Powering the Volt is a new aluminum-block, direct-injected 1.5-liter double-overhead-cam four-cylinder engine. It’s rated at 101 horsepower, up from the 84 horsepower generated by the previous model’s iron-block, port-injected 1.4-liter four.

This leads to sparkling acceleration at lower speeds, and a combined fuel economy of 106 mpg equivalent in electric mode or 42 mpg in gas mode.

In a more than 200 miles of driving, I averaged 117 mpg-e, 40 mpg in gas mode, and 50.3 combined gas and electric. Unlike the previous model, the Volt takes regular unleaded.

If the Volt’s efficiency and range has been improved, so has its refinement. Unlike the first generation Volt, it’s hard to tell when the gas engine comes on; it’s that smooth and silent.

There is some road and tire noise. Notably, the regenerative brakes, which capture energy generated by braking, have a more natural feel than most hybrids’ systems.

The new Volt is built using GM’s Delta II architecture. The interior can conceivably hold five; four is the more practical limit, however.

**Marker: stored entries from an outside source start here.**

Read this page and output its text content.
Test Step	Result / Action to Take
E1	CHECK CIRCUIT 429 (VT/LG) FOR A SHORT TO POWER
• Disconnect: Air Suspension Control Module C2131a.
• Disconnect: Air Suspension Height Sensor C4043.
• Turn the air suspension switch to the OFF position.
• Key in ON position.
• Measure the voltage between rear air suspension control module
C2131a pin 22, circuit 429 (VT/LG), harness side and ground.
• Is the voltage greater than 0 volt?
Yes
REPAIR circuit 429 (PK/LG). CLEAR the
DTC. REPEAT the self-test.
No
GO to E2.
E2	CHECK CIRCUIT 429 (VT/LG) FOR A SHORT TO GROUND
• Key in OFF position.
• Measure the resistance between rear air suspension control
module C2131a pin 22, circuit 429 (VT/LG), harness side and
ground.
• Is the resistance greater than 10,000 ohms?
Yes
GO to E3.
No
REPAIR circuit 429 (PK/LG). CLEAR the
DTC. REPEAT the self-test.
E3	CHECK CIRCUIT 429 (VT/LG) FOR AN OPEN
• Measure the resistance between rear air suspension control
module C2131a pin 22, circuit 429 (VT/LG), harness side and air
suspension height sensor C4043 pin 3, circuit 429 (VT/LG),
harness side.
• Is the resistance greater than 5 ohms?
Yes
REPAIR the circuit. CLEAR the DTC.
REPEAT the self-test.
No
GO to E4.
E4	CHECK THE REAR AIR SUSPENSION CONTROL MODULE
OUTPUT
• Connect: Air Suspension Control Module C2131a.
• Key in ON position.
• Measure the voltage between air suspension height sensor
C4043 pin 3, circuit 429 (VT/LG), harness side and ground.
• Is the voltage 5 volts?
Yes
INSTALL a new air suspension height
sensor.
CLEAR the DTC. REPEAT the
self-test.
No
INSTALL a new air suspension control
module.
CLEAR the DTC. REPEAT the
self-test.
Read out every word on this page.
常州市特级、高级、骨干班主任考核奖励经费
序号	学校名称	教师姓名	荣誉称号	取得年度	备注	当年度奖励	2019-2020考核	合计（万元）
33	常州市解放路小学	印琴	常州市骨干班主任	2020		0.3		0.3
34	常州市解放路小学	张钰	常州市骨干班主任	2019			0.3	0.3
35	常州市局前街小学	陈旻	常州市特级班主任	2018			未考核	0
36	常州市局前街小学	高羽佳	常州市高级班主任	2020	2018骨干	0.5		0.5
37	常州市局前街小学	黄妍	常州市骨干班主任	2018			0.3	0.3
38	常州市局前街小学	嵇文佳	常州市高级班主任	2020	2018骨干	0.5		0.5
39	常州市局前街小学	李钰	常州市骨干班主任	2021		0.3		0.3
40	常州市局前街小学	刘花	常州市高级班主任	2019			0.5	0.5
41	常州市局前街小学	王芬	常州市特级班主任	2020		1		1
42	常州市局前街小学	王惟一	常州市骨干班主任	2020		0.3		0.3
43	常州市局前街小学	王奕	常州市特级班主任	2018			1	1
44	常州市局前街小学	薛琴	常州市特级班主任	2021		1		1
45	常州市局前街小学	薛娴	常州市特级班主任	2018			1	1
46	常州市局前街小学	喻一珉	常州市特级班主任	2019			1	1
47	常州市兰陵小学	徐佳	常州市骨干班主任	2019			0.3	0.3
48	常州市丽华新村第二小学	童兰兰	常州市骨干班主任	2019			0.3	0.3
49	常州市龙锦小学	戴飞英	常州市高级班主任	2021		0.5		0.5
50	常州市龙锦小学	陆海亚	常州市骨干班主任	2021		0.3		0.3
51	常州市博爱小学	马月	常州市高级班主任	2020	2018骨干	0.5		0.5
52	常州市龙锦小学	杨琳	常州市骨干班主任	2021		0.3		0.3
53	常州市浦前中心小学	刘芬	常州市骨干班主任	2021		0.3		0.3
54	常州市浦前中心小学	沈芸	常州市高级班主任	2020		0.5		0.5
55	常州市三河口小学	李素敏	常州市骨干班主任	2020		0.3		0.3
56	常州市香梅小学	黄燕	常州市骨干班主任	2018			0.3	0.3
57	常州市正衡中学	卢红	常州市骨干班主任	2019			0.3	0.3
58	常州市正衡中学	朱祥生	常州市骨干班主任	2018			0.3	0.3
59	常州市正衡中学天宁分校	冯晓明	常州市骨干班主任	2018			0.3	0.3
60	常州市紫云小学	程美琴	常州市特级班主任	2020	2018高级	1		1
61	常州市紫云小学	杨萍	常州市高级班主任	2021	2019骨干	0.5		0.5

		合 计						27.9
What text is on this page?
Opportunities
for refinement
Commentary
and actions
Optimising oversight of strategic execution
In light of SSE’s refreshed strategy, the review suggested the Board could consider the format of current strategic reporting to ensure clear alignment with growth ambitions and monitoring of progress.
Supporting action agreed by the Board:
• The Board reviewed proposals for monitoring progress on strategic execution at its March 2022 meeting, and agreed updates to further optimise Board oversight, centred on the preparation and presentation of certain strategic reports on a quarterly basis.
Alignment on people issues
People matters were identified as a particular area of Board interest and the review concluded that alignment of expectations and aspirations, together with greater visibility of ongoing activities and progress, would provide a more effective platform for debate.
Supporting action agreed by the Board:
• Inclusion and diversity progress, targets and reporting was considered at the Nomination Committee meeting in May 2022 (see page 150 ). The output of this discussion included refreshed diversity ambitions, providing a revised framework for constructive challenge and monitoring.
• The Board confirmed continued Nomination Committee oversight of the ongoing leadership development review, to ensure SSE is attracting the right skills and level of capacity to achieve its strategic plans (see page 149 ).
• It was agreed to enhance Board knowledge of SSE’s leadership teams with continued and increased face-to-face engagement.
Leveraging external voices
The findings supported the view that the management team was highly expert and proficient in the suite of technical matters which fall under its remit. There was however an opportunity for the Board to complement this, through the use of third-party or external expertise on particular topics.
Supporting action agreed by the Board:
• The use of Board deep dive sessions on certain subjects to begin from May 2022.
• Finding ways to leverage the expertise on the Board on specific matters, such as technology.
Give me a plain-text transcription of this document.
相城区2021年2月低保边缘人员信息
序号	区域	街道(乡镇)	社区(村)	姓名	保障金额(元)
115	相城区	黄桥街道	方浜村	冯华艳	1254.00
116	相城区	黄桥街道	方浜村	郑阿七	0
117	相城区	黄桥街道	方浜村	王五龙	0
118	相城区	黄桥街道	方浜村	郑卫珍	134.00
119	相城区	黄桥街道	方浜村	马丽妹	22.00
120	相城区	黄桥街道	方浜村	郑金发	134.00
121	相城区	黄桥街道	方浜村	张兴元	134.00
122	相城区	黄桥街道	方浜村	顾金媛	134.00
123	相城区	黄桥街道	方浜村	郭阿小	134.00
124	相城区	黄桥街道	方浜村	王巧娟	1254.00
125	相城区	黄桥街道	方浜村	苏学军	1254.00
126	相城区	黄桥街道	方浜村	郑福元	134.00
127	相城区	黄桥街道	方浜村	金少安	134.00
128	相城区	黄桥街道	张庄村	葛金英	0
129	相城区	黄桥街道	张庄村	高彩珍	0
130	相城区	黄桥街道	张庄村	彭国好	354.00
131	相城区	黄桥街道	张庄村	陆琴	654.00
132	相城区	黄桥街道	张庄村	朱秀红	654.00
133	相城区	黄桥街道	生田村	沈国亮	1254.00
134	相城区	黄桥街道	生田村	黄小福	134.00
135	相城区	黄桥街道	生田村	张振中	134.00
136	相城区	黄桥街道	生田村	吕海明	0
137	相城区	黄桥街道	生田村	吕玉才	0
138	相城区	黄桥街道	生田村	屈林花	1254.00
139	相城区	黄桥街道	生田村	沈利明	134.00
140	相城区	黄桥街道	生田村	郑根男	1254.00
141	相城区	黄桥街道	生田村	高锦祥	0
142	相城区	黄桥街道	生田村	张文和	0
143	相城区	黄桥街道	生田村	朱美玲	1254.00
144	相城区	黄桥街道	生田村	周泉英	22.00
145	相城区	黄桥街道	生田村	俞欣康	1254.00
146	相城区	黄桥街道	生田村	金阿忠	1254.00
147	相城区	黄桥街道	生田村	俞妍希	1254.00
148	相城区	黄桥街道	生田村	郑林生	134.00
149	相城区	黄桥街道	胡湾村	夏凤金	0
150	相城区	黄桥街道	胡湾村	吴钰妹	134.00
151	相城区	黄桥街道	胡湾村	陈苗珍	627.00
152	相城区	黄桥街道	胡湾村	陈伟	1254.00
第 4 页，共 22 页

The instrument panel is much more conventional in appearance than the model it replaces and is dominated by dual digital 8-inch color displays, one in front of the driver, the other atop the center console. Beneath the console screen are conventional climate controls,  a welcome change from the old plastic capacitive switches.

Interior material quality is impressive; the car has a solid, well-assembled feel.

The test car boasted two items every buyer should consider: heated seats and heated steering wheel. Given that blasting the heat can affect range, these items can help keep you warm while maintaining optimal fuel efficiency.

Spending time with the Volt lends insight into how great a solution the Volt is. Unlike with the Prius,  you won’t often use gasoline. When you do, you won’t use much.

Most folks have never given GM deserved credit for producing such a car. But GM has advanced the state of the art.

And while the Volt is simply a bridge technology to pure electric driving, e.g. the forthcoming all-electric Chevrolet Bolt, the 2016 Volt gives peace of mind that a pure electric car never will.